Manchmal ist es hilfreich, eine Sache zu Ende zu denken. Lernen kann man das Denken bei Denkern, warum nicht bei Kant? Der rät – und wer in der Schule aufgepasst hat, weiß es noch: »Handle nur nach derjenigen Maxime, durch die du zugleich wollen kannst, dass sie ein allgemeines Gesetz werde.« Einfacher ausgedrückt: Stell dir vor, wenn alle das täten, was du tust. Wo kommen wir da hin? Wenn alle bei Rot über die Ampel fahren, wenn jeder seinen Müll auf die Straße wirft und alle über den frisch gesäten Rasen trampeln? Stell dir vor, es wäre Krieg, und keiner geht hin? Oder alle Menschen wären Veganer.

Ja, was wäre denn dann? Die Schlachthöfe wären geschlossen, die Metzger hätten umgeschult, die Legebatterien bloß noch Ruinen. Und die Tiere? Wo wären die? Würden wilde Kuhherden durch den Schwarzwald ziehen? Blökende Schafe im Stadtpark grasen? Wohl eher nicht. Dass unser felloses Hausschwein hierzulande ausgewildert werden kann, ist recht unwahrscheinlich. Vermutlich wäre es vom Aussterben bedroht. Vielleicht würden ein paar Exemplare in Zoos ausgestellt. Das unnütze Nutztier wäre verschwunden. Die Veganer hätten ihr Ziel erreicht: die erbarmungslose Ausrottung der zahmen Viecher. Denn: Veganismus ist Massenmord.

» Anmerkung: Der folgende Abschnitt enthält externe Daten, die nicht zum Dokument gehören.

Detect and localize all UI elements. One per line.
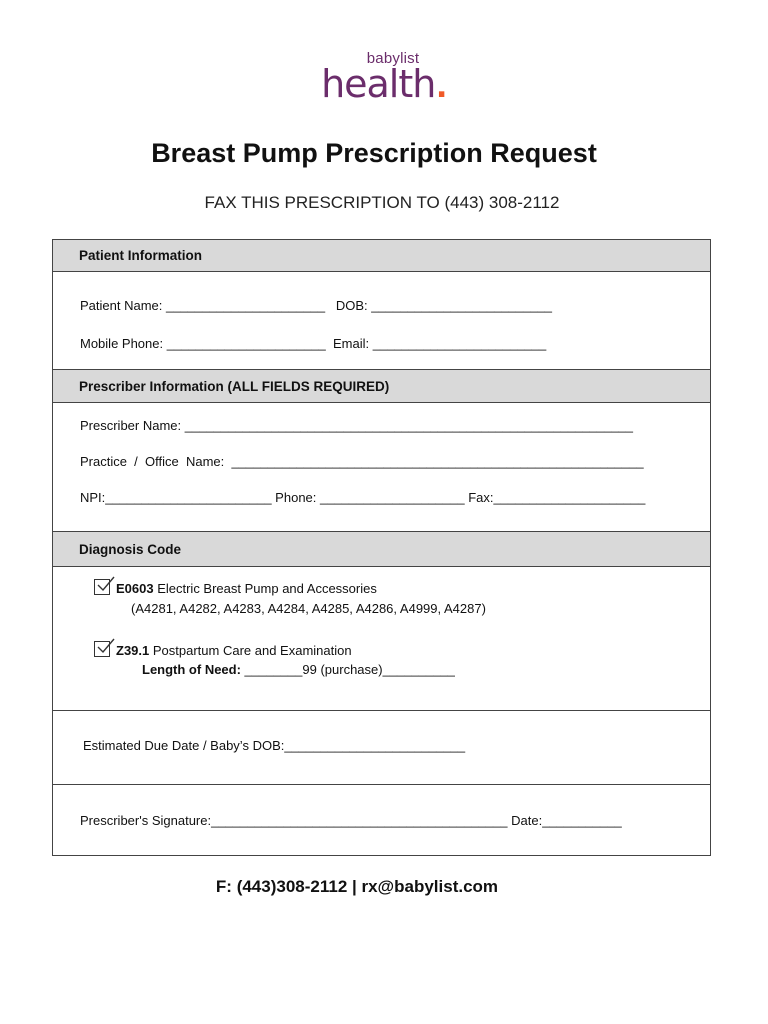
e0603-hcpcs-list: (A4281, A4282, A4283, A4284, A4285, A4286, A4999, A4287): [131, 601, 486, 616]
z391-description: Postpartum Care and Examination: [149, 643, 352, 658]
checkmark-icon: [96, 636, 116, 656]
patient-info-section: [53, 272, 710, 370]
logo: [0, 50, 768, 106]
checkmark-icon: [96, 574, 116, 594]
z391-checkbox[interactable]: [94, 641, 110, 657]
e0603-line: [116, 581, 377, 596]
npi-phone-fax-field[interactable]: NPI:_______________________ Phone: ____________________ Fax:_____________________: [80, 490, 646, 505]
prescription-form: [52, 239, 711, 856]
logo-babylist-text: babylist: [366, 50, 420, 67]
prescriber-info-section: [53, 403, 710, 532]
prescriber-info-header-label: Prescriber Information (ALL FIELDS REQUIRED): [79, 378, 390, 394]
practice-name-field[interactable]: Practice / Office Name: _________________________________________________________: [80, 454, 644, 469]
fax-instruction: FAX THIS PRESCRIPTION TO (443) 308-2112: [204, 193, 560, 212]
patient-info-header-label: Patient Information: [79, 248, 203, 263]
prescriber-name-field[interactable]: Prescriber Name: ______________________________________________________________: [80, 418, 634, 433]
signature-section: [53, 785, 710, 855]
patient-name-dob-field[interactable]: Patient Name: ______________________ DOB: _________________________: [80, 298, 553, 313]
length-of-need-field[interactable]: [142, 662, 455, 677]
z391-code: Z39.1: [116, 643, 150, 658]
diagnosis-code-header-label: Diagnosis Code: [79, 541, 182, 557]
e0603-checkbox[interactable]: [94, 579, 110, 595]
due-date-field[interactable]: Estimated Due Date / Baby’s DOB:_________________________: [83, 738, 466, 753]
due-date-section: [53, 711, 710, 785]
logo-health-text: health: [321, 62, 436, 106]
signature-date-field[interactable]: Prescriber's Signature:_________________________________________ Date:___________: [80, 813, 622, 828]
diagnosis-code-section: [53, 567, 710, 711]
patient-phone-email-field[interactable]: Mobile Phone: ______________________ Email: ________________________: [80, 336, 547, 351]
logo-dot: .: [436, 64, 447, 106]
patient-info-header: [53, 240, 710, 272]
page-title: Breast Pump Prescription Request: [151, 138, 597, 168]
diagnosis-code-header: [53, 532, 710, 567]
length-of-need-label: Length of Need:: [142, 662, 241, 677]
z391-line: [116, 643, 352, 658]
e0603-code: E0603: [116, 581, 154, 596]
length-of-need-value: ________99 (purchase)__________: [240, 662, 455, 677]
prescriber-info-header: [53, 370, 710, 403]
footer-contact: F: (443)308-2112 | rx@babylist.com: [215, 877, 499, 896]
e0603-description: Electric Breast Pump and Accessories: [153, 581, 377, 596]
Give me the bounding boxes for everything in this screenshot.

Wenn das letzte Schwein geschlachtet, die letzte Kuh gemolken und das letzte Ei gelegt ist, werdet ihr merken, dass man Tofu zwar essen, aber nicht damit kuscheln kann. Unzählige ungeborene Ferkel habt ihr ermordet, Lämmern ihren Lebensraum genommen. Die jahrtausendealte Symbiose zwischen Mensch und Tier einseitig aufgekündigt. Jeder Schinken, den ihr verschmäht, verhindert ein Schweineleben. Jedes Glas Milch, das ihr nicht trinkt, verhindert eine Kälbchengeburt, jeder Wollpulli, den ihr euch weigert zu tragen, macht ein Schaf unmöglich. Ihr fürchterlichen Veganer, ihr verräterischen Fleischfeinde! Angeführt von den Großvegetariern Hitler und Lisa Simpson habt ihr euer Ziel nun bald erreicht. Jeder von euch, wenn er ein Durchschnittsdeutscher gewesen wäre, hätte in seinem Leben 945 Hühnern das Leben geschenkt, 46 Schweinen, 37 Enten, zwölf Gänsen und immerhin vier Schafen und vier Rindern. Und hätte sie allesamt genüsslich verspeist. Schämt euch!